Les Montréalais, que l'abondance des révélations sur l'octroi de contrats dans leur ville scandalise, ont-ils vraiment la tête à s'arrêter à qui révèle quoi à qui? Bien sûr que non: au rythme du grand déballage qui va s'amplifiant, ils veulent seulement pouvoir séparer le bon grain de l'ivraie. Qui fait le tri n'a strictement aucune importance.
Or dans la bouche de Louise Harel, le débat sur l'éthique à Montréal est en train de se réduire à la guerre des clans. Depuis vendredi dernier, alors que les révélations sur les relations entre son lieutenant Benoit Labonté et l'entrepreneur controversé Tony Accurso ont finalement mené au départ du premier, madame Harel a blâmé d'abord les médias, puis ses adversaires politiques, pour les rebondissements qui perturbent sa campagne.
Lundi soir, tout de suite après le débat télévisé des candidats à la mairie, elle en a remis, accusant l'entourage du maire Gérald Tremblay d'avoir exercé des pressions pour divulguer des informations aux médias. Hier, elle maintenait le cap sur son compte Twitter, réitérant ses déclarations de la veille.
Il est possible que ces accusations soient vraies. Mais franchement, cela n'intéresse que les férus de potins politiques, certainement pas les électeurs, et surtout pas dans le contexte actuel. Les Montréalais sont dégoûtés et ils se sentent bien seuls puisque le gouvernement Charest ne veut pas d'une commission d'enquête sur les magouilles du monde municipal.

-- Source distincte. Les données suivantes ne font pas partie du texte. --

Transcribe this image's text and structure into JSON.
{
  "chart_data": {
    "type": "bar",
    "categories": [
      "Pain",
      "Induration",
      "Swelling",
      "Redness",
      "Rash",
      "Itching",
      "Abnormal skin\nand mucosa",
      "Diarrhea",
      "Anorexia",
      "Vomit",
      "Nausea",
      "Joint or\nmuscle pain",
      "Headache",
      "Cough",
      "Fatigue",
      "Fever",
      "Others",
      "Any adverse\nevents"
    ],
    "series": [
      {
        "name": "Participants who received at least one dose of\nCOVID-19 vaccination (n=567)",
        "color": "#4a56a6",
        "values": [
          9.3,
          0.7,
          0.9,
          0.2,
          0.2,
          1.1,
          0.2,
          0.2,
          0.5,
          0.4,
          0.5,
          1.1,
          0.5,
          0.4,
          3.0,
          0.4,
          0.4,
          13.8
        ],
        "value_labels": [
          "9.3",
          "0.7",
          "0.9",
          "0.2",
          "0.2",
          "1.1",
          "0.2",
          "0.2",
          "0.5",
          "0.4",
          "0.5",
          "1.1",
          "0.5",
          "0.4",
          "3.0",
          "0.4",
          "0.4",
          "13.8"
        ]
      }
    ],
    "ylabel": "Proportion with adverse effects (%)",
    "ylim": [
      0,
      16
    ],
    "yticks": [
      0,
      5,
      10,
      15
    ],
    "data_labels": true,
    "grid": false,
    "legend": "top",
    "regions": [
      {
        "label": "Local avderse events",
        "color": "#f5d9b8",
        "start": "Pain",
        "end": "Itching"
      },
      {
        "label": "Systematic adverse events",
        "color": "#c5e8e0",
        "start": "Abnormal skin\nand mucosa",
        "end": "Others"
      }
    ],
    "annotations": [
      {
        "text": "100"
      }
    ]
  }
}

Abandonnés par Québec, ils attendent donc des candidats aux municipales qu'on leur parle franc, pas qu'on tire sur le messager.
Madame Harel a d'autant plus intérêt à bien cibler ses dénonciations que de plus en plus de voix s'élèvent pour dire qu'elle avait été mise en garde contre Benoit Labonté quand elle a fait le pari que son parti, Vision Montréal, était le meilleur véhicule pour gagner la mairie. Des voix anonymes, certes, mais qui convergent. Et des voix qui s'affichent, comme celles de Robert Laramée et Christine Hernandez, ex de Vision Montréal, que l'on peut lire dans notre page Idées.
Madame Harel, écrivent-ils, «n'a jamais répondu à nos efforts d'entrer en communication avec elle». Peut-être n'étaient-ils pas du bon clan? Mais peut-être aussi que madame Harel ne voulait pas connaître les dessous de son nouveau parti... Tout cela ne ressemble-t-il pas à un certain Gérald Tremblay, spécialiste du «je ne savais pas» et qui a attendu d'être au pied du mur avant de congédier les importuns...
Madame Harel a montré la porte à Benoit Labonté? Bravo. A-t-elle trop attendu pour le faire? Sûrement (dès la fin septembre, le site RueFrontenac.com publiait des informations sur une rencontre entre M. Labonté et Tony Accurso). A-t-elle bien réagi à ce départ? Non, car elle s'est surtout emportée contre les jambettes qui sont -- elle le sait bien -- l'ordinaire de la politique. Or Montréal a trop connu de politique ordinaire. Il est maintenant temps de faire preuve de courage et de leadership pour transcender les querelles de partis et s'attaquer à la corruption qui sévit, peu importe qui la dénonce.